Rondei com cautela a região antes ocupada pela barata; ela podia estar escondida em qualquer canto sombrio daquele cômodo. Tratei minha busca quase como uma expedição da NASA, pois se eu não obtivesse sucesso... Bem, era Giane quem me fornecia comida, cama e vaso sanitário. Eu praticamente tinha a obrigação de destroçar aquele bicho maldito.

Por pouco não chorei de emoção quando avistei a criatura em questão. Ela tentou escapar, mas logo pisei em seu corpo nojento.

"Aleluia, caralho!" Atirei os braços no ar. Em seguida, virei-me e apontei para Giane. "Já pode me agradecer e admitir que não consegue mais viver sem mim."

Seu rosto iluminou-se com uma emoção um tanto difícil de explicitar. Seria surpresa? Satisfação? A única certeza era que ela lutava contra um sorriso tão teimoso quanto si mesma. Quando dei por mim ela já me abandonava corredor afora.

"Vou tomar banho. Cuidado que sua bola pode 'sumir' sem querer."

Óbvio que uma ameaça destas era abusada demais para que eu não fizesse nada. Quinze minutos depois estava eu alcançando o quarto de Giane com uma ideia infantil, porém infalível: invadir o cômodo aos berros e dar um grande susto naquela maloqueira. Também estava munido de informações preciosas, como os locais exatos onde ela sentia cócegas.
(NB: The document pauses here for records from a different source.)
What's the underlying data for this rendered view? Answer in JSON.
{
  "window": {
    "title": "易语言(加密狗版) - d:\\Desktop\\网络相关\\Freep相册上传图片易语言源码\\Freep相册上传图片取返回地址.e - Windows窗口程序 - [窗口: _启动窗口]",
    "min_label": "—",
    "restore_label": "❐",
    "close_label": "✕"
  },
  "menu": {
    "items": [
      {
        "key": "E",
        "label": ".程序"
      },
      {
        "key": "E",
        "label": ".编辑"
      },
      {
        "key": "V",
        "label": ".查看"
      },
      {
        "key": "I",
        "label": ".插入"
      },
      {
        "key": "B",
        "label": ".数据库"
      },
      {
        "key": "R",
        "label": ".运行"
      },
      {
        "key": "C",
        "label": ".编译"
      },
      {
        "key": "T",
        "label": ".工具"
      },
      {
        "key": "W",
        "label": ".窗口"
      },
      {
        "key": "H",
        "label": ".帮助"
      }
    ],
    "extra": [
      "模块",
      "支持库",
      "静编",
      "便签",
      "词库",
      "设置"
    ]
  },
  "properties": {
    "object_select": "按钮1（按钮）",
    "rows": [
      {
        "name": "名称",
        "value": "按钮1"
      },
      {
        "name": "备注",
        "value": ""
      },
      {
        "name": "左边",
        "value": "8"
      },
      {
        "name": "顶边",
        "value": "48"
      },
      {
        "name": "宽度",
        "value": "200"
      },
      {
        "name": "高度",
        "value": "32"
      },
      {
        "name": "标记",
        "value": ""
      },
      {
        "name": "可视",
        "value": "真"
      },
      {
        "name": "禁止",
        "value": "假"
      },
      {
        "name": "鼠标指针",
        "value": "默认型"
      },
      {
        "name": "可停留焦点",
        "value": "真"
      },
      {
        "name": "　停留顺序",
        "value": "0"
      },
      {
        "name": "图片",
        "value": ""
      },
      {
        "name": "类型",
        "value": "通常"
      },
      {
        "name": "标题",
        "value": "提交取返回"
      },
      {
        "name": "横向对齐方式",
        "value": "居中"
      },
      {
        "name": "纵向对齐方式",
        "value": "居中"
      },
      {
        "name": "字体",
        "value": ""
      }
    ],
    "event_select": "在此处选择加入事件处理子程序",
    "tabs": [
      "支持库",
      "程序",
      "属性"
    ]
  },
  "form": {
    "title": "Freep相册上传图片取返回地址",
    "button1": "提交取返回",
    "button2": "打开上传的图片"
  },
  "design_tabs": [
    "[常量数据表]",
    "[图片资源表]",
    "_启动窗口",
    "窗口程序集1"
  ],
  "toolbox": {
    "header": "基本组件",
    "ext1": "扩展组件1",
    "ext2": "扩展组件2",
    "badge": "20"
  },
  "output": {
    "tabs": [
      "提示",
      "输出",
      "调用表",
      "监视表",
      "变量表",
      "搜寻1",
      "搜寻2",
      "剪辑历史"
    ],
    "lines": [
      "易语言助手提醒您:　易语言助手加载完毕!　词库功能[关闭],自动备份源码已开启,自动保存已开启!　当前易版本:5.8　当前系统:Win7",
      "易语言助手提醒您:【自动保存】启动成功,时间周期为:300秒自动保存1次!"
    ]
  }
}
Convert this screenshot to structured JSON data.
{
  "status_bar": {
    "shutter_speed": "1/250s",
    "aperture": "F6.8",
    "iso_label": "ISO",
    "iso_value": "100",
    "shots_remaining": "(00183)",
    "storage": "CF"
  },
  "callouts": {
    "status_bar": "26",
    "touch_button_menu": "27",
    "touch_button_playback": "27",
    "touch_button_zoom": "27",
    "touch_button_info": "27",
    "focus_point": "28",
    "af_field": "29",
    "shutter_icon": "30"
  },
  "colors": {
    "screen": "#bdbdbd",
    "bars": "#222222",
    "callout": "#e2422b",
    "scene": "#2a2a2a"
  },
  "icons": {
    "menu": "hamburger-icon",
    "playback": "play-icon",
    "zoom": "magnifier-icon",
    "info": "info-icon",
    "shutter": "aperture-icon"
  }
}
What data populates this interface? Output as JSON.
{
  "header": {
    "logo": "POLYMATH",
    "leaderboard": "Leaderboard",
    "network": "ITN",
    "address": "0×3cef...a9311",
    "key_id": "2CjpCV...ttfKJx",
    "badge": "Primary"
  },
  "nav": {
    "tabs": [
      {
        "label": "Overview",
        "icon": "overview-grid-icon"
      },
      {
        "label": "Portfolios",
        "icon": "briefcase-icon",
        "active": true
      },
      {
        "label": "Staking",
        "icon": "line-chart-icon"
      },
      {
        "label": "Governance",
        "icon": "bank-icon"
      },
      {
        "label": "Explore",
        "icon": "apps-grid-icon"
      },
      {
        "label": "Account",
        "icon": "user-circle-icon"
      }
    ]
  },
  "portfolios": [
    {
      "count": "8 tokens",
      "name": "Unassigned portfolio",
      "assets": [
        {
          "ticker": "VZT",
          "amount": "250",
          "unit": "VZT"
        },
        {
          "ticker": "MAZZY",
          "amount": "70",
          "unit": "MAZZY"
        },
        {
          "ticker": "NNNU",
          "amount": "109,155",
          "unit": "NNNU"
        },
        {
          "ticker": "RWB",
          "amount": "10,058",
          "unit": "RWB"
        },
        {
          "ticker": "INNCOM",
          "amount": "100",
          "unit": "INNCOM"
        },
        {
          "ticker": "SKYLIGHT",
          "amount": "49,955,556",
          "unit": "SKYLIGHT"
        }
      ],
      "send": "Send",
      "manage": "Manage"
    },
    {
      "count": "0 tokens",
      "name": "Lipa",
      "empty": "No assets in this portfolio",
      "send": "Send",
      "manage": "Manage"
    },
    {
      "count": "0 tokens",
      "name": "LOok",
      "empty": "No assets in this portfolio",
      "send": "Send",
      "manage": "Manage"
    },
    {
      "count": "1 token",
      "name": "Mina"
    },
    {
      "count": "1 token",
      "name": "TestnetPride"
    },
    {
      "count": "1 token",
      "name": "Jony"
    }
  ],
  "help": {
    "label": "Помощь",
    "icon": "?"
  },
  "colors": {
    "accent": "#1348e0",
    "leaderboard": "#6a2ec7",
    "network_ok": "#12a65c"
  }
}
Obrigado, infância e boa memória.

Cheguei no final do corredor e já ia girar a maçaneta quando notei que a porta estava um pouco aberta.

E pela fresta da porta pude ver.

Silhueta. Alva. Curvilínea.

Meu corpo congelou de pronto, mas o mundo continuou a girar veloz. Tamanha tontura acometeu-me que não mais senti as pernas; poderia ter-me desequilibrado não fosse a rigidez que roubou meus músculos. Um por um foi tensionando até que me tornei figura pétrea por inteiro.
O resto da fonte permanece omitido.